When I was young, a couple raised poultry on the edge of the farm. He was deaf and she was blind. They could often be seen walking along the overgrown lane which followed a stream down from their cottage, through what was known as ‘the Bottoms’: a boggy area inadvertently rewilded through neglect. It was renowned locally for its birdsong, and between them the couple could identify every bird.
Our landlords placed no value on birdsong, and threatened ‘dilapidations’: a charge made on tenants for losses in the productive value of their land. As a teenager, I was dispatched to the Bottoms with an axe, to the clear the alder, willow and oak emerging from the grass and brambles. I soon gave up, and was replaced by some pigs – but even their rootling snouts failed to tame nature’s vigour. Later, in the 70s, with a subsidy for planting conifers, our landlords took the Bottoms back, drained and cleared it at huge cost, and planted a monoculture of larch trees.
The larch struggled on the ill-suited land, and after 50 years succumbed to the disease ramorum, and was subject to a felling order. The timber was of little value, and once again nature took over completely (although my nephew is hoping to help it on its way soon, with the reintroduction of beavers).
So, when should we ‘manage’ nature, and when should we step back and let it find its own course? In the Bottoms, we got it hugely wrong by imposing a generic policy without regard for local conditions. Nature, landlord and tenant would all have been richer if we’d had the wisdom and humility to just leave it alone.
A recent visit to the 3,500-acre rewilded Knepp Estate in Sussex left me intrigued and sometimes inspired, but also worried that to rewild substantial areas of agricultural lowland would simply export the environmental impact of food production.
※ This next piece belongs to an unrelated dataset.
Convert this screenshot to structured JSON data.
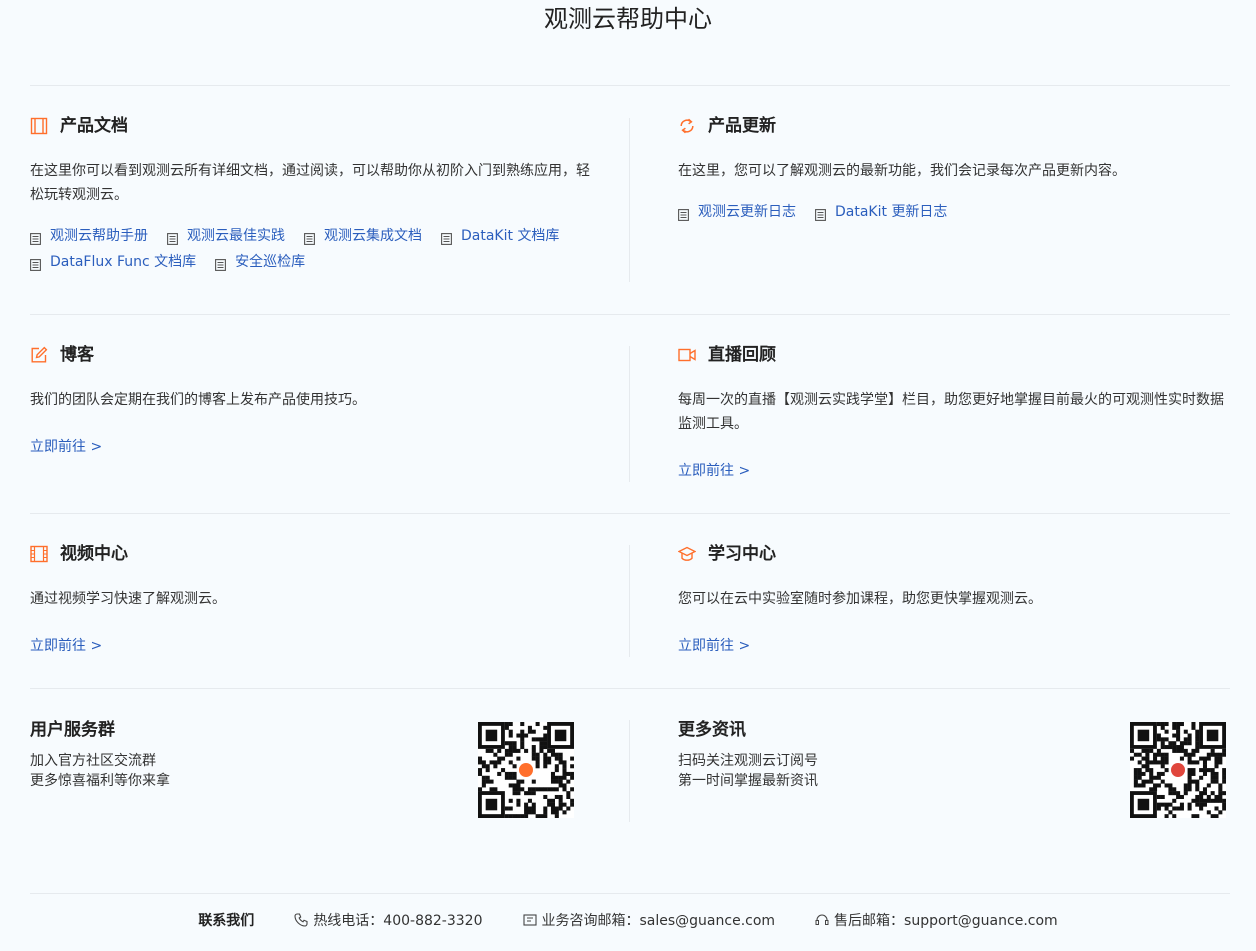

Knepp provides an important landmark, but even its owners would not suggest that mass rewilding is a generic solution to our problems.
I suspect that in lowland Britain, and Devon in particular, there may be more to be regained from carefully tailored, site-specific rewilding, using a complex, interconnected network of smaller areas of unproductive, marginal land like the Bottoms. I hope that our government’s emerging agricultural policy will leave enough flexibility to allow the implementation of local solutions, following local knowledge and local conditions.
Sometimes we need to manage nature because we have altered the environment so much that full natural functioning will not be achieved by shutting the gate and walking away. Reintroduction of beavers is an excellent example of how we can aid the restoration process by intervention.